Sangat disayangkan, meski kasus selalu berulang pemerintah tampak selalu gagap dalam menyikapi persoalan. Alih-alih menyelesaikan akar persoalan, mereka justru fokus di solusi cabang, seperti operasi pasar yang selalu jadi jurus andalan. Kasus yang berulang semestinya jadi pelajaran. Setidaknya semua bisa diantisipasi sekiranya mereka serius berpikir dan bekerja untuk memberi solusi. Tentu bukan demi citra diri sebagaimana selalu dilakukan selama ini, tetapi semata-mata demi mewujudkan kesejahteraan bagi rakyatnya sendiri.

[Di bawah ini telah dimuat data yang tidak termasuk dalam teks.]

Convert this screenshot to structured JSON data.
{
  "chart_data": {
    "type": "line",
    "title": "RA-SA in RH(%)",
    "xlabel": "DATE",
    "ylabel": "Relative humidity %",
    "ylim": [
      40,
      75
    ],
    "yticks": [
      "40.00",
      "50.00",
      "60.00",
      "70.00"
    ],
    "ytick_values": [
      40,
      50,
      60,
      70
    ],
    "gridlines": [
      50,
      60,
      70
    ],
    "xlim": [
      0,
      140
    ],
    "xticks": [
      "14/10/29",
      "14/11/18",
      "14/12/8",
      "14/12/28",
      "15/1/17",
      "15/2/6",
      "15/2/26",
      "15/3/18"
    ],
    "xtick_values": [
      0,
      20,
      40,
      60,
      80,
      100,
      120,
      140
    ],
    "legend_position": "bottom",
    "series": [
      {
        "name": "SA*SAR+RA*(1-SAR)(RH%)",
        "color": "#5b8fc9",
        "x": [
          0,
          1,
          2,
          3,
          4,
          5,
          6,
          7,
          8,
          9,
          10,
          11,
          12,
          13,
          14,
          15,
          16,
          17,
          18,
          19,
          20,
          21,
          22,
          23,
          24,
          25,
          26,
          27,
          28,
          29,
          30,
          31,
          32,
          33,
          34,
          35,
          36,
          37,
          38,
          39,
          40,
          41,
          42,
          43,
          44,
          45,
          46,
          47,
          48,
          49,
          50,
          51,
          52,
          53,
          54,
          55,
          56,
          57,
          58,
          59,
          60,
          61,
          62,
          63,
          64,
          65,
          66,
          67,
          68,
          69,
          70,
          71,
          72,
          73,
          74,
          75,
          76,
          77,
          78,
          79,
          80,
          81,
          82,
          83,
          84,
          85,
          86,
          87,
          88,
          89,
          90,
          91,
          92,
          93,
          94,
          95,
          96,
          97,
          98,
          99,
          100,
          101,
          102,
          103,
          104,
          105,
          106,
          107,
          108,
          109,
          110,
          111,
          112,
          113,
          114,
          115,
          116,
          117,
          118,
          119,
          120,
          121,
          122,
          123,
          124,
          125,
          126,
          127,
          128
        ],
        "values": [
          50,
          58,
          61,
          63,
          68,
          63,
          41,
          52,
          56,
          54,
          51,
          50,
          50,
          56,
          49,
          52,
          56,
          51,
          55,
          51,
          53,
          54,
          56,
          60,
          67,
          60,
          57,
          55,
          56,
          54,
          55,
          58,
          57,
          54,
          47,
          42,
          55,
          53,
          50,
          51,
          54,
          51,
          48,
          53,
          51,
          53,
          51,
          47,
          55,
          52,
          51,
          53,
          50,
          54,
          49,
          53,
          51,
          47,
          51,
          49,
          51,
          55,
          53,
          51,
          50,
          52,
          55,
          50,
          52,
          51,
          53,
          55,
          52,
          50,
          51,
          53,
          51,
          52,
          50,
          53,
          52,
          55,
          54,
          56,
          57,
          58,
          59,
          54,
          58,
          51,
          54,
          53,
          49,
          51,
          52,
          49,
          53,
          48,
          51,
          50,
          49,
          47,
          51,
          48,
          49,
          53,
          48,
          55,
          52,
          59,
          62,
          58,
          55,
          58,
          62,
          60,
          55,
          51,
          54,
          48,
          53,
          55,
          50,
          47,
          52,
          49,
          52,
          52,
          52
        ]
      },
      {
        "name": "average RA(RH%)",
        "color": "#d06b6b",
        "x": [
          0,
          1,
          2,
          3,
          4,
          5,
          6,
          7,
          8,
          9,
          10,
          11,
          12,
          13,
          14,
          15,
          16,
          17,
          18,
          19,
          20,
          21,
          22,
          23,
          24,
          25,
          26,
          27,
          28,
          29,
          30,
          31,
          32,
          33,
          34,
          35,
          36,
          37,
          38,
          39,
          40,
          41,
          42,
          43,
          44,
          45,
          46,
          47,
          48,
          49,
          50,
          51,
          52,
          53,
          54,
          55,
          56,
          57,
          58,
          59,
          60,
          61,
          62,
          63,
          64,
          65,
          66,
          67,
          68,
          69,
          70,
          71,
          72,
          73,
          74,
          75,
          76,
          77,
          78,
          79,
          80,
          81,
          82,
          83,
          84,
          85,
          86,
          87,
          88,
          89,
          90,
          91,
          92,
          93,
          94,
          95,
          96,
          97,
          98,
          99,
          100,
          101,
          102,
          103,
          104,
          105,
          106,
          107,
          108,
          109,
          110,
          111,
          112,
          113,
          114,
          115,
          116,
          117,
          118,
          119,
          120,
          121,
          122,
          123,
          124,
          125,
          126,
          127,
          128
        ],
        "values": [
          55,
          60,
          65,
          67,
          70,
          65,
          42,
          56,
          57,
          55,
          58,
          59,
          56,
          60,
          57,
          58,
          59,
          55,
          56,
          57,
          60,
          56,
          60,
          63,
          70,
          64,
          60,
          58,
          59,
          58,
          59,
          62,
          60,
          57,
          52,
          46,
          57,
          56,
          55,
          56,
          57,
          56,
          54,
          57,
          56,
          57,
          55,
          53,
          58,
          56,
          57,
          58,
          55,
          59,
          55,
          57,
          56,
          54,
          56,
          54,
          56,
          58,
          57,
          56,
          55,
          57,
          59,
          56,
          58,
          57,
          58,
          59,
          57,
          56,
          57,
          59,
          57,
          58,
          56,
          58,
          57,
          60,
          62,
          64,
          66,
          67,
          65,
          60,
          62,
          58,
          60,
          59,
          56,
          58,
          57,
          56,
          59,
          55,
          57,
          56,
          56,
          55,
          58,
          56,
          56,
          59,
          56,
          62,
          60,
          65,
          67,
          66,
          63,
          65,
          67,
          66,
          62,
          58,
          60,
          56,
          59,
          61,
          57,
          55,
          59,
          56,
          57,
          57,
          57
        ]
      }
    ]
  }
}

Ironisnya lagi, selama ini pemerintah selalu bersikap defensif apologetis. Lalu memposisikan diri seolah selalu kena simalakama. Padahal, nyaris semua faktor yang membuat harga-harga tinggi–atau di situasi lain harga-harga pangan justru anjlok hingga merugikan petani–sangat terkait dengan kebijakan atau ranah kerja pemerintah sendiri. Misalnya, terkait politik ekonomi dan perdagangan, termasuk kebijakan impor ekspor yang diterapkan, politik perindustrian, politik pertanian, manajemen informasi, dan pendataan, serta political willterkaitterkaitterkaitterkaitterkait penegakan hukum atas pelaku kecurangan (kartel atau monopoli), dan lain-lain. Juga terkait lemahnya posisi tawar pemerintah dalam menghadapi tekanan luar akibat jebakan perjanjian internasional di bidang perdagangan.
Berbagai strategi untuk menjamin ketersediaan stok bahan pokok nasional dan stabilisasi harga memang sudah dicanangkan pemerintah. Misalnya merencanakan produksi sesuai kebutuhan nasional, membangun sentra-sentra produksi, memperbaiki distribusi, termasuk mengoptimasi dan membentuk berbagai kelembagaan dan badan kuasai negara seperti Bulog, Badan Ketahanan Pangan, Badan Pangan Nasional, dan yang terakhir dibentuknya Satgas Pangan untuk menghadapi mafia perdagangan.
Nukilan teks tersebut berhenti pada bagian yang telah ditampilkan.